The short involves nearly all the major Looney Tunes characters in roles from the film, including Bugs Bunny as Mr. Bugs, Daffy Duck as Sam Duck, Yosemite Sam as General Pandemonium, Tweety as Usmarte, Sylvester as Sylvester Slazo, Penelope Pussycat as Kitty (this short marks Penelope's first speaking role), and Pepé Le Pew as Captain Louis. Some characters use their real names, others the names of the characters in the original film, or parodic versions. Several minor Looney Tunes characters can be seen in the background (such as Pete Puma as a waiter wearing a kaftan and fez, Giovanni Jones and The Crusher as the maitre d' and doorman, Gossamer as a customer at a table, and Sam Sheepdog as General Pandemonium's driver assistant). Porky Pig was planned to have a speaking role in the short, but it was cut.

== Reception ==
Common Sense Media rated it 5 out of 5 stars.

== Home media ==
It was released on the DVD set "The Essential Bugs Bunny", as well as the special edition of Casablanca.
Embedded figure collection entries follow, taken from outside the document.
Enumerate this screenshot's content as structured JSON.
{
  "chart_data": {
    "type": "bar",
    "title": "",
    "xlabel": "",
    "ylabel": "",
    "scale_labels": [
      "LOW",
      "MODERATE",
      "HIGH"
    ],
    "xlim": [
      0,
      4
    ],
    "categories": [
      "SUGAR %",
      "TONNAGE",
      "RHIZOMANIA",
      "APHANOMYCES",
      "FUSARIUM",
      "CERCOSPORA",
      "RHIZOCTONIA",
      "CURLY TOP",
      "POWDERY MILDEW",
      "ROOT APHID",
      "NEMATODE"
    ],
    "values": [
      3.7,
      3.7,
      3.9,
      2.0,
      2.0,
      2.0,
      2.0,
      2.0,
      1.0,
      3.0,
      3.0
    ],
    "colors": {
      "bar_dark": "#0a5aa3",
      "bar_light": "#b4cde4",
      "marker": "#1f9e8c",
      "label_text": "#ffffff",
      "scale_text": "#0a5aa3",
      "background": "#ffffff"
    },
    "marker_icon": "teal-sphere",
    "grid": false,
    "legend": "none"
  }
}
It was later released on the Looney Tunes Parodies Collection DVD.

It is also a special feature on all HD DVD and Blu-ray releases of Casablanca, including the Blu-ray in its Ultra HD Blu-ray release. On some Blu-rays (including with the Ultra HD Blu-ray), it is at the end of the "Additional Footage" sub-menu in "Special Features", but in DVD quality.